Fewer than 10 percent of 37,000 U.S. high schools offer college-level computer science. Which is a problem for people like Bennett Brown, director of curriculum and instruction and lead writer for the computer-science program at Project Lead The Way, who think the concepts of computer science and digital literacy should be introduced as early as second grade.
“[Second graders] could run an experiment and collect some data,” Bennett said. “Instead of coloring that in a bar chart, I would say it would be useful at that point to use Excel or an iPad app, or whatever the teacher has access to.”
Some initiatives, like Code.org, provide resources for teachers whose classes don’t have access to computers or tablets. Teachers can still teach basic concepts using pencil and paper.
For students with access to more advanced technology, dovetailing computer science concepts with courses students are already studying can benefit both subjects. Bootstrap, for instance, teaches students programming concepts by using algebra and geometry to create a video game. The materials are open source, and math teachers of students aged 12 to 16 can download and introduce Bootstrap to the classroom.

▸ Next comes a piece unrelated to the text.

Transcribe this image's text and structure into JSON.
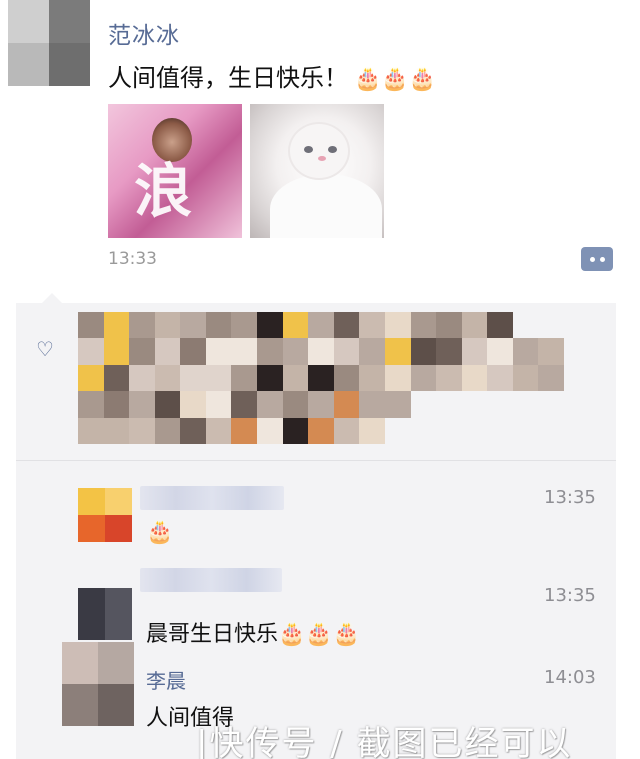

But finding and enabling qualified instructors to teach concepts of technology and computer science can be difficult.
Project Lead The Way provides science, technology, engineering, and math programs to schools around the country through curriculum development and teacher training. This includes learning best practices to teach computer science, as well as how to make those classes appeal to students from diverse backgrounds.
The organization piloted its first computer-science teaching program last year, and this year it’s rolling out to its network of schools around the country.
“Within that first year, 80% of the teachers who went through the two-week intensive course training say, ‘I feel comfortable going back to the classroom to teach this to my students,’” Bennett said.
The "learn to code," movement has almost as many skeptics as supporters—in part because coding, and understanding how coding works, are two very different things.
Armando Fox, a professor of electrical engineering and computer science at UC Berkeley, says that digital literacy won't be a part of a students' required curriculum until parents know why, and thus demand, that their students be taught it.
Parents need to "realize that this is an intellectual gap in the elementary school curriculum that's going to be useful no matter what their kids are going to do,"he said. "Creating the pull is part of what needs to happen."